Em uma sociedade tão influenciada pelas redes sociais como a brasileira, a visibilidade torna-se um caminho viável para fugir da realidade desigual do país e tentar conseguir um lugar ao sol. Débora enxerga o BBB como uma competição que busca mais que um prêmio milionário, mas a mudança de vida que a exposição traz: “É um microcosmo social onde a essência é o necessário para conquistar o Brasil e se tornar mais do que mais um na multidão”.
Ex-participante do Big Brother, Gilberto, o“Gil do Vigor”, mantém parcerias publicitárias desde sua saída do programa, que ficou em 4º lugar
Foto: Reprodução / Instagram
ATRATIVIDADE
Para muitos, consumir o BBB já se tornou um ritual anual. Fã antiga, Elaine Silva chega, neste ano, à décima edição do reality como uma espectadora assídua. A jovem afirma que a audiência do Big Brother tem se tornado cada vez mais dividida e radical: “Cada grupo elege o seu favorito e o assunto evolui para uma briga de juízos de valor, como duas torcidas rivais de futebol”.

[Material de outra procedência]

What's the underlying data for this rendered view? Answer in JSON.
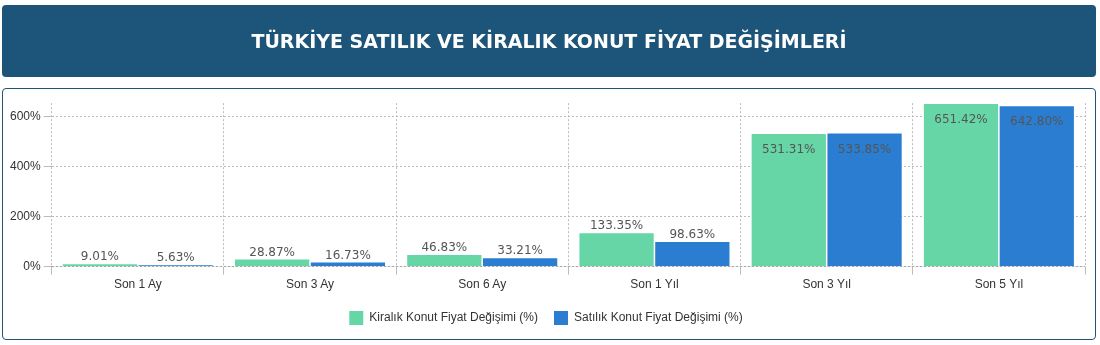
{
  "chart_data": {
    "type": "bar",
    "title": "TÜRKİYE SATILIK VE KİRALIK KONUT FİYAT DEĞİŞİMLERİ",
    "categories": [
      "Son 1 Ay",
      "Son 3 Ay",
      "Son 6 Ay",
      "Son 1 Yıl",
      "Son 3 Yıl",
      "Son 5 Yıl"
    ],
    "series": [
      {
        "name": "Kiralık Konut Fiyat Değişimi (%)",
        "color": "#66d6a6",
        "values": [
          9.01,
          28.87,
          46.83,
          133.35,
          531.31,
          651.42
        ],
        "value_labels": [
          "9.01%",
          "28.87%",
          "46.83%",
          "133.35%",
          "531.31%",
          "651.42%"
        ]
      },
      {
        "name": "Satılık Konut Fiyat Değişimi (%)",
        "color": "#2b7dd2",
        "values": [
          5.63,
          16.73,
          33.21,
          98.63,
          533.85,
          642.8
        ],
        "value_labels": [
          "5.63%",
          "16.73%",
          "33.21%",
          "98.63%",
          "533.85%",
          "642.80%"
        ]
      }
    ],
    "ylim": [
      0,
      655
    ],
    "yticks": [
      {
        "value": 0,
        "label": "0%"
      },
      {
        "value": 200,
        "label": "200%"
      },
      {
        "value": 400,
        "label": "400%"
      },
      {
        "value": 600,
        "label": "600%"
      }
    ],
    "grid": true,
    "legend": "bottom"
  }
}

A dualidade de torcidas do programa atingiu seu auge na edição de 2020, em que o paredão entre o arquiteto Felipe Prior e a cantora Manu Gavassi contou com a presença de diversas pessoas públicas para se posicionar contra o suposto racismo de Manu ou o considerado machismo de Prior. Essa bipolaridade quebrou o recorde de votação popular do programa, com 1,5 bilhão de votos que decidiram pela permanência de Manu Gavassi e suas “Fadas Sensatas", nome dado ao fã clube.

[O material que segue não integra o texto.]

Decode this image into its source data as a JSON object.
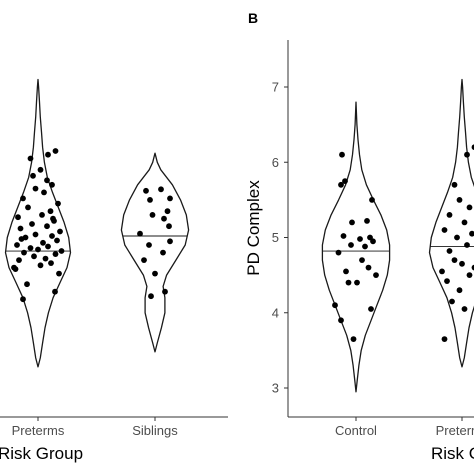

O pensador francês Michel Foucault já discutia a ideia de vigiar e punir como um artifício poderoso e de muito interesse da sociedade. O controle cedido pela emissora ao público e toda a sensação de poder que o acompanha atrai mais telespectadores. Escolhas sobre certo e errado ou merecer e não merecer estão inseridas no programa desde antes da ingressão dos “brothers”, que têm seu passado revistado e precisam de um aval democrático da própria audiência para entrar.
Débora Rocha ressalta ainda a necessidade das informações comportamentais para Rede Globo, que busca nas reações dos telespectadores uma maneira de tornar a edição seguinte mais próxima do que o público quer e lucrar cada vez mais através disso.

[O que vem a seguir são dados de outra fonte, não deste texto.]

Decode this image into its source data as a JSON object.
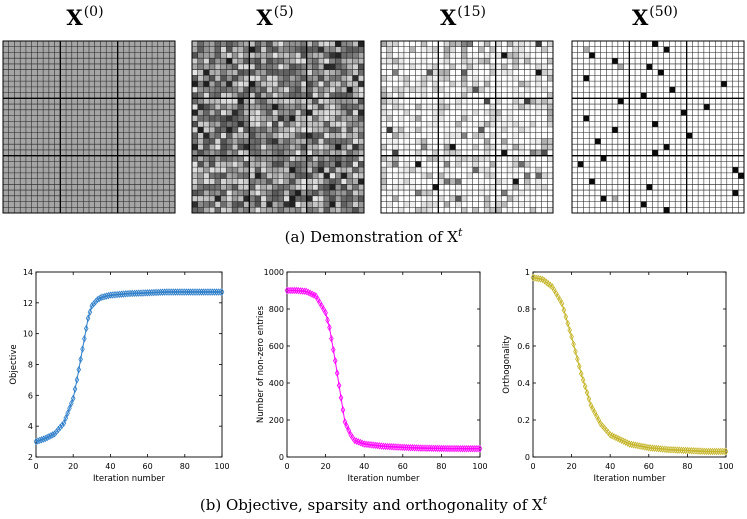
{
  "figure": {
    "caption_a": "(a) Demonstration of X",
    "caption_a_sup": "t",
    "caption_b": "(b) Objective, sparsity and orthogonality of X",
    "caption_b_sup": "t"
  },
  "matrices": [
    {
      "title_base": "X",
      "title_sup": "(0)",
      "description": "uniform"
    },
    {
      "title_base": "X",
      "title_sup": "(5)",
      "description": "dense"
    },
    {
      "title_base": "X",
      "title_sup": "(15)",
      "description": "sparsifying"
    },
    {
      "title_base": "X",
      "title_sup": "(50)",
      "description": "permutation-like"
    }
  ],
  "chart_data": [
    {
      "type": "line",
      "series": [
        {
          "values_x": [
            0,
            5,
            10,
            15,
            20,
            22,
            25,
            28,
            30,
            33,
            35,
            40,
            50,
            60,
            70,
            80,
            90,
            100
          ],
          "values_y": [
            3.0,
            3.2,
            3.5,
            4.2,
            5.8,
            7.0,
            9.0,
            11.0,
            11.8,
            12.2,
            12.35,
            12.5,
            12.6,
            12.65,
            12.7,
            12.7,
            12.7,
            12.7
          ]
        }
      ],
      "xlabel": "Iteration number",
      "ylabel": "Objective",
      "xlim": [
        0,
        100
      ],
      "ylim": [
        2,
        14
      ],
      "xticks": [
        "0",
        "20",
        "40",
        "60",
        "80",
        "100"
      ],
      "yticks": [
        "2",
        "4",
        "6",
        "8",
        "10",
        "12",
        "14"
      ],
      "color": "#2e7ec9",
      "marker": "diamond"
    },
    {
      "type": "line",
      "series": [
        {
          "values_x": [
            0,
            5,
            10,
            15,
            20,
            22,
            25,
            28,
            30,
            33,
            35,
            40,
            50,
            60,
            70,
            80,
            90,
            100
          ],
          "values_y": [
            900,
            900,
            895,
            870,
            780,
            700,
            520,
            320,
            190,
            120,
            90,
            70,
            58,
            52,
            48,
            46,
            45,
            45
          ]
        }
      ],
      "xlabel": "Iteration number",
      "ylabel": "Number of non-zero entries",
      "xlim": [
        0,
        100
      ],
      "ylim": [
        0,
        1000
      ],
      "xticks": [
        "0",
        "20",
        "40",
        "60",
        "80",
        "100"
      ],
      "yticks": [
        "0",
        "200",
        "400",
        "600",
        "800",
        "1000"
      ],
      "color": "#ff00ff",
      "marker": "diamond"
    },
    {
      "type": "line",
      "series": [
        {
          "values_x": [
            0,
            5,
            10,
            15,
            20,
            25,
            30,
            35,
            40,
            50,
            60,
            70,
            80,
            90,
            100
          ],
          "values_y": [
            0.97,
            0.96,
            0.92,
            0.83,
            0.65,
            0.45,
            0.28,
            0.18,
            0.12,
            0.07,
            0.05,
            0.04,
            0.035,
            0.03,
            0.03
          ]
        }
      ],
      "xlabel": "Iteration number",
      "ylabel": "Orthogonality",
      "xlim": [
        0,
        100
      ],
      "ylim": [
        0,
        1
      ],
      "xticks": [
        "0",
        "20",
        "40",
        "60",
        "80",
        "100"
      ],
      "yticks": [
        "0",
        "0.2",
        "0.4",
        "0.6",
        "0.8",
        "1"
      ],
      "color": "#c5b62b",
      "marker": "diamond"
    }
  ]
}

O espetáculo vai muito além da competição: ele busca trazer novos rostos ao hall da fama, mais afetuosos que os antecessores e menos que os sucessores. O BBB ainda faz questão de determinar um meio de premiar os outros envolvidos. Seja no poder de opinar, vigiar e punir para o público ou no monopólio e lucro da emissora, a “transparência” é um componente importante na construção da imagem de um reality recompensador que tanto lhe concede sucesso. Só um mero detalhe dispensa recibo: ao se virar para a televisão, ela também te olha de volta.